Some of Richardson’s recent predecessors as House speaker ended up running unsuccessfully for statewide or legislative office. By deciding against running for anything in 2018, Richardson can do his job without questions of whether his actions benefit his political ambitions.
It’s unknown what Richardson will do next. He could run for an open state Senate seat in 2020. And it’s not out of the question that Gov. Eric Greitens might pick him to become the next attorney general if Republican Josh Hawley defeats U.S. Sen. Claire McCaskill, D-Mo.

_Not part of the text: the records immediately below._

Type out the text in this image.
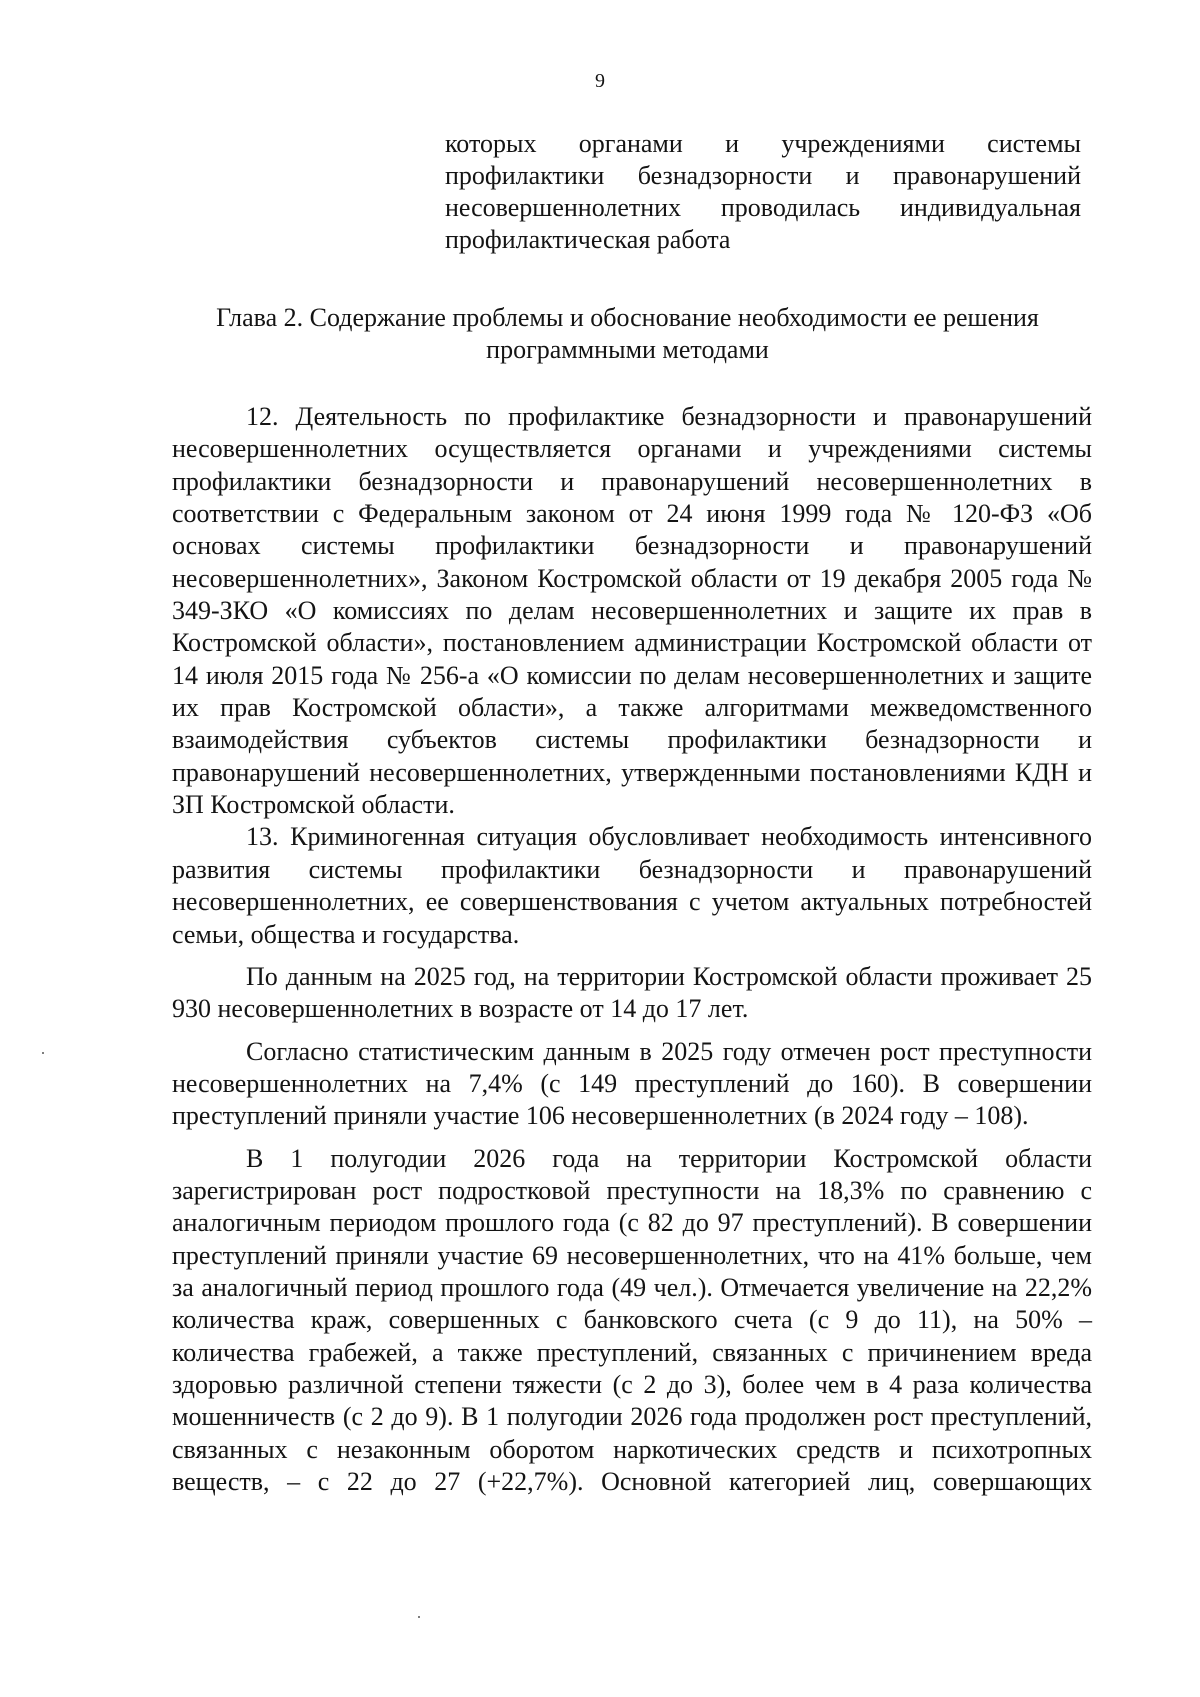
9
которых органами и учреждениями системы профилактики безнадзорности и правонарушений несовершеннолетних проводилась индивидуальная профилактическая работа
Глава 2. Содержание проблемы и обоснование необходимости ее решения программными методами

12. Деятельность по профилактике безнадзорности и правонарушений несовершеннолетних осуществляется органами и учреждениями системы профилактики безнадзорности и правонарушений несовершеннолетних в соответствии с Федеральным законом от 24 июня 1999 года № 120-ФЗ «Об основах системы профилактики безнадзорности и правонарушений несовершеннолетних», Законом Костромской области от 19 декабря 2005 года № 349-ЗКО «О комиссиях по делам несовершеннолетних и защите их прав в Костромской области», постановлением администрации Костромской области от 14 июля 2015 года № 256-а «О комиссии по делам несовершеннолетних и защите их прав Костромской области», а также алгоритмами межведомственного взаимодействия субъектов системы профилактики безнадзорности и правонарушений несовершеннолетних, утвержденными постановлениями КДН и ЗП Костромской области.

13. Криминогенная ситуация обусловливает необходимость интенсивного развития системы профилактики безнадзорности и правонарушений несовершеннолетних, ее совершенствования с учетом актуальных потребностей семьи, общества и государства.

По данным на 2025 год, на территории Костромской области проживает 25 930 несовершеннолетних в возрасте от 14 до 17 лет.

Согласно статистическим данным в 2025 году отмечен рост преступности несовершеннолетних на 7,4% (с 149 преступлений до 160). В совершении преступлений приняли участие 106 несовершеннолетних (в 2024 году – 108).

В 1 полугодии 2026 года на территории Костромской области зарегистрирован рост подростковой преступности на 18,3% по сравнению с аналогичным периодом прошлого года (с 82 до 97 преступлений). В совершении преступлений приняли участие 69 несовершеннолетних, что на 41% больше, чем за аналогичный период прошлого года (49 чел.). Отмечается увеличение на 22,2% количества краж, совершенных с банковского счета (с 9 до 11), на 50% – количества грабежей, а также преступлений, связанных с причинением вреда здоровью различной степени тяжести (с 2 до 3), более чем в 4 раза количества мошенничеств (с 2 до 9). В 1 полугодии 2026 года продолжен рост преступлений, связанных с незаконным оборотом наркотических средств и психотропных веществ, – с 22 до 27 (+22,7%). Основной категорией лиц, совершающих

For now though, Richardson said he’s focused on running the House — not running for office.
“At the end of the day, as I looked at the things that were most important to me over the next year, it was really finishing this job and doing it the way that I wanted to do it,” Richardson said.
Here’s what else Richardson said on the show:
- Richardson said it may difficult for the legislature to send a gas tax hike to Missouri voters without making other types of tax cuts. “I think there’s always going to be reservations in this Republican majority about raising taxes of any kind,” he said. “I think there is a strong commitment to try to address transportation.”
- He said there is an appetite among lawmakers to deal with some of deficiencies of Amendment 2, which placed campaign donation limits on state-based candidates. One thing that lawmakers may do this year is put donation caps on municipal and county candidates.
- But Richardson said it will likely be a tough sell to require politically-active nonprofits to identify their donors. Richardson proposed such an idea in 2012, but crafting a bill was difficult because 501(c)(4)s are part of the federal tax code. “It’s a very complex issue to deal with,” he said.
- Asked about Gov. Eric Greitens’ at times fraught relationship with the Missouri General Assembly, Richardson said “I’m not sure that this situation is particularly unique.”
- “I think if you go back and look at the relationship that governors have had with the legislature and you look at it in other states, the legislature and the governor oftentimes have disagreements,” he said.